New Research on Security for Aid Workers

Author: Joan Fallon

Professor Fast with members of her research team in Kapoeta, South Sudan

Contact: Larissa Fast, 574-631-7096, lfast@nd.edu

Kroc Institute professor Larissa Fast has co-authored, edited, or contributed to 7 new reports on ways to increase the safety and security of humanitarian workers worldwide. The reports include research findings and recommendations for the humanitarian community during a time in which targeted killings, kidnappings, and attacks on aid workers are on the rise.

Fast spent a portion of her sabbatical year (2010-11) conducting research as part of a team of scholars and practitioners working on the project “Collaborative Learning Approach to NGO Security Management,” funded by the U.S. Agency for International Development. 

The project involved consultative workshops in Washington, D.C., and Geneva, Switzerland, as well as fieldwork and training of staff of NGOs from Kenya, South Sudan, and Uganda. The team sought to document and promote more effective and innovative approaches to security management for relief and development workers around the world. The "acceptance" approach to security is based on the premise that threats can be reduced if an agency's staff develops good working relationships with local people.

The new reports are:

  • Acceptance white paper. (28 page pdf). A revised version of this document will be published as “In acceptance we trust” in Disasters, a leading journal in humanitarian studies, in 2012.
  • The promise of acceptance. (32 page pdf) Insights into acceptance as a security management approach from field research in Kenya, South Sudan and Uganda.
  • South Sudan country report. (24 page pdf) Key findings from field research on acceptance in South Sudan. 
  • Kenya country report. (24 page pdf) Key findings from field research on acceptance in Kenya.
  • Uganda country report. (28 page pdf) Key findings from field research on acceptance in Uganda.
  • The acceptance toolkit. (42 page pdf) A practical guide to understanding, assessing, and strengthening your organization’s acceptance approach to NGO security management.
  • The collaborative learning approach to acceptance research: A user’s guide. (121 page pdf)

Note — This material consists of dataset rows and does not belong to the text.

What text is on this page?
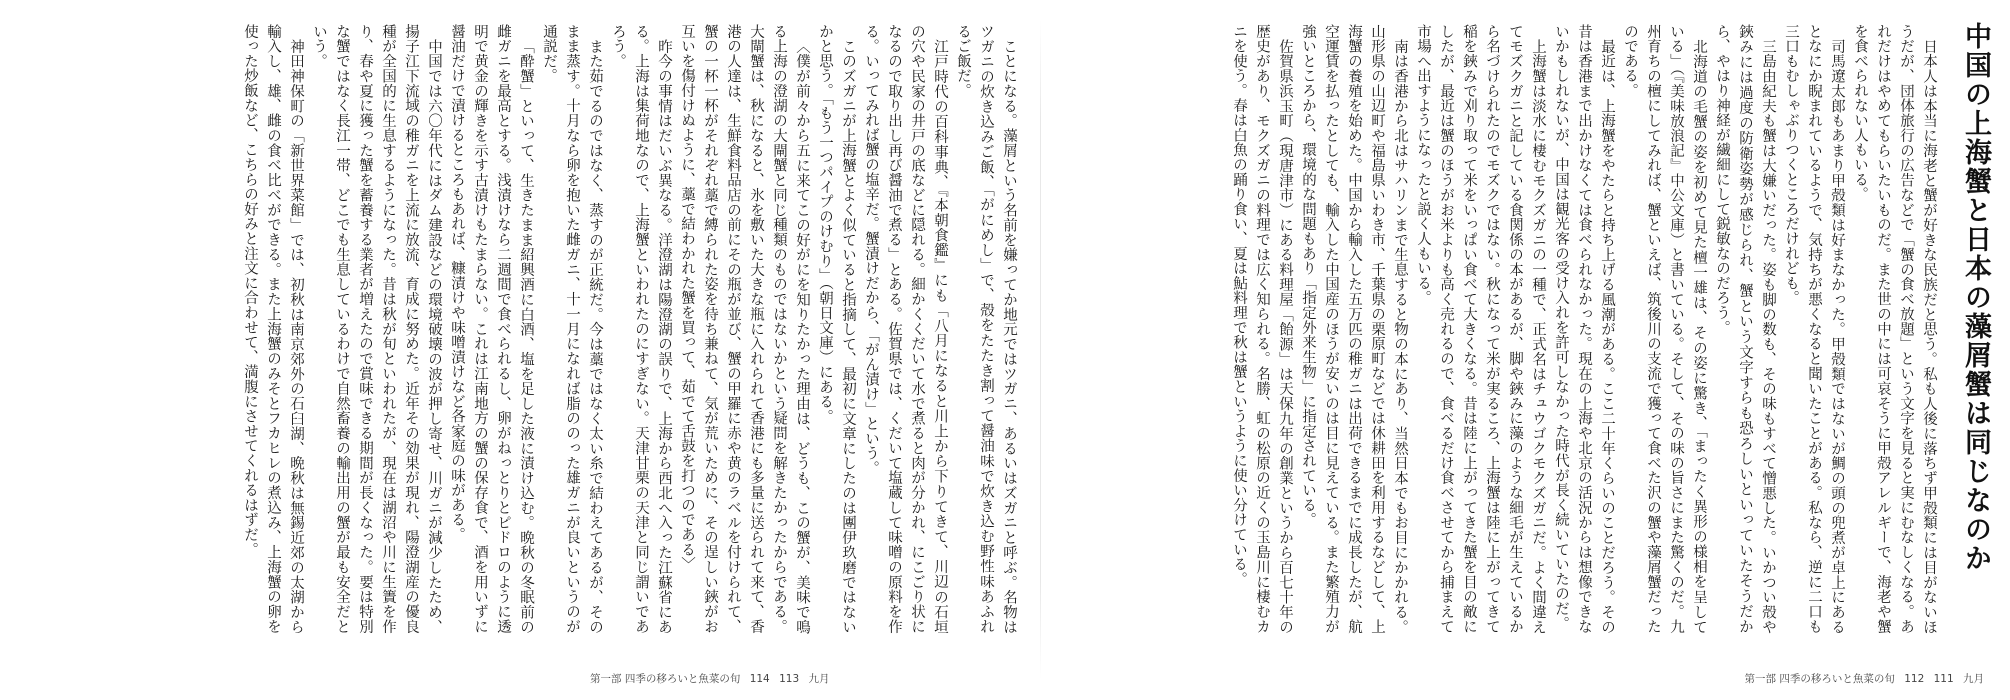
中国の上海蟹と日本の藻屑蟹は同じなのか

日本人は本当に海老と蟹が好きな民族だと思う。私も人後に落ちず甲殻類には目がないほうだが、団体旅行の広告などで「蟹の食べ放題」という文字を見ると実にむなしくなる。あれだけはやめてもらいたいものだ。また世の中には可哀そうに甲殻アレルギーで、海老や蟹を食べられない人もいる。

司馬遼太郎もあまり甲殻類は好まなかった。甲殻類ではないが鯛の頭の兜煮が卓上にあるとなにか睨まれているようで、気持ちが悪くなると聞いたことがある。私なら、逆に二口も三口もむしゃぶりつくところだけれども。

三島由紀夫も蟹は大嫌いだった。姿も脚の数も、その味もすべて憎悪した。いかつい殻や鋏みには過度の防衛姿勢が感じられ、蟹という文字すらも恐ろしいといっていたそうだから、やはり神経が繊細にして鋭敏なのだろう。

北海道の毛蟹の姿を初めて見た檀一雄は、その姿に驚き、「まったく異形の様相を呈している」（『美味放浪記』中公文庫）と書いている。そして、その味の旨さにまた驚くのだ。九州育ちの檀にしてみれば、蟹といえば、筑後川の支流で獲って食べた沢の蟹や藻屑蟹だったのである。

最近は、上海蟹をやたらと持ち上げる風潮がある。ここ二十年くらいのことだろう。その昔は香港まで出かけなくては食べられなかった。現在の上海や北京の活況からは想像できないかもしれないが、中国は観光客の受け入れを許可しなかった時代が長く続いていたのだ。

上海蟹は淡水に棲むモクズガニの一種で、正式名はチュウゴクモクズガニだ。よく間違えてモズクガニと記している食関係の本があるが、脚や鋏みに藻のような細毛が生えているから名づけられたのでモズクではない。秋になって米が実るころ、上海蟹は陸に上がってきて稲を鋏みで刈り取って米をいっぱい食べて大きくなる。昔は陸に上がってきた蟹を目の敵にしたが、最近は蟹のほうがお米よりも高く売れるので、食べるだけ食べさせてから捕まえて市場へ出すようになったと説く人もいる。

南は香港から北はサハリンまで生息すると物の本にあり、当然日本でもお目にかかれる。山形県の山辺町や福島県いわき市、千葉県の栗原町などでは休耕田を利用するなどして、上海蟹の養殖を始めた。中国から輸入した五万匹の稚ガニは出荷できるまでに成長したが、航空運賃を払ったとしても、輸入した中国産のほうが安いのは目に見えている。また繁殖力が強いところから、環境的な問題もあり「指定外来生物」に指定されている。

佐賀県浜玉町（現唐津市）にある料理屋「飴源」は天保九年の創業というから百七十年の歴史があり、モクズガニの料理では広く知られる。名勝、虹の松原の近くの玉島川に棲むカニを使う。春は白魚の踊り食い、夏は鮎料理で秋は蟹というように使い分けている。

第一部 四季の移ろいと魚菜の旬 112 111 九月

ことになる。藻屑という名前を嫌ってか地元ではツガニ、あるいはズガニと呼ぶ。名物はツガニの炊き込みご飯、「がにめし」で、殻をたたき割って醤油味で炊き込む野性味あふれるご飯だ。

江戸時代の百科事典、『本朝食鑑』にも「八月になると川上から下りてきて、川辺の石垣の穴や民家の井戸の底などに隠れる。細かくくだいて水で煮ると肉が分かれ、にこごり状になるので取り出し再び醤油で煮る」とある。佐賀県では、くだいて塩蔵して味噌の原料を作る。いってみれば蟹の塩辛だ。蟹漬けだから、「がん漬け」という。

このズガニが上海蟹とよく似ていると指摘して、最初に文章にしたのは團伊玖磨ではないかと思う。「もう一つパイプのけむり」（朝日文庫）にある。

〈僕が前々から五に来てこの好がにを知りたかった理由は、どうも、この蟹が、美味で鳴る上海の澄湖の大閘蟹と同じ種類のものではないかという疑問を解きたかったからである。大閘蟹は、秋になると、氷を敷いた大きな瓶に入れられて香港にも多量に送られて来て、香港の人達は、生鮮食料品店の前にその瓶が並び、蟹の甲羅に赤や黄のラベルを付けられて、蟹の一杯一杯がそれぞれ藁で縛られた姿を待ち兼ねて、気が荒いために、その逞しい鋏がお互いを傷付けぬように、藁で結わかれた蟹を買って、茹でて舌鼓を打つのである〉

昨今の事情はだいぶ異なる。洋澄湖は陽澄湖の誤りで、上海から西北へ入った江蘇省にある。上海は集荷地なので、上海蟹といわれたのにすぎない。天津甘栗の天津と同じ謂いであろう。

また茹でるのではなく、蒸すのが正統だ。今は藁ではなく太い糸で結わえてあるが、そのまま蒸す。十月なら卵を抱いた雌ガニ、十一月になれば脂ののった雄ガニが良いというのが通説だ。

「酔蟹」といって、生きたまま紹興酒に白酒、塩を足した液に漬け込む。晩秋の冬眠前の雌ガニを最高とする。浅漬けなら二週間で食べられるし、卵がねっとりとピドロのように透明で黄金の輝きを示す古漬けもたまらない。これは江南地方の蟹の保存食で、酒を用いずに醤油だけで漬けるところもあれば、糠漬けや味噌漬けなど各家庭の味がある。

中国では六〇年代にはダム建設などの環境破壊の波が押し寄せ、川ガニが減少したため、揚子江下流域の稚ガニを上流に放流、育成に努めた。近年その効果が現れ、陽澄湖産の優良種が全国的に生息するようになった。昔は秋が旬といわれたが、現在は湖沼や川に生簀を作り、春や夏に獲った蟹を蓄養する業者が増えたので賞味できる期間が長くなった。要は特別な蟹ではなく長江一帯、どこでも生息しているわけで自然畜養の輸出用の蟹が最も安全だという。

神田神保町の「新世界菜館」では、初秋は南京郊外の石臼湖、晩秋は無錫近郊の太湖から輸入し、雄、雌の食べ比べができる。また上海蟹のみそとフカヒレの煮込み、上海蟹の卵を使った炒飯など、こちらの好みと注文に合わせて、満腹にさせてくれるはずだ。

第一部 四季の移ろいと魚菜の旬 114 113 九月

Fast is assistant professor of conflict resolution at Notre Dame’s Kroc Institute for International Peace Studies and department of sociology. Her research focuses on violence against aid workers, humanitarian politics, development and conflict, evaluation, and peacebuilding. She has worked for several international organizations, primarily in North America and Africa, as a project manager, consultant, and trainer.

She recently completed a book manuscript, Aid in Danger, which focuses on the causes of and responses to violence against aid workers.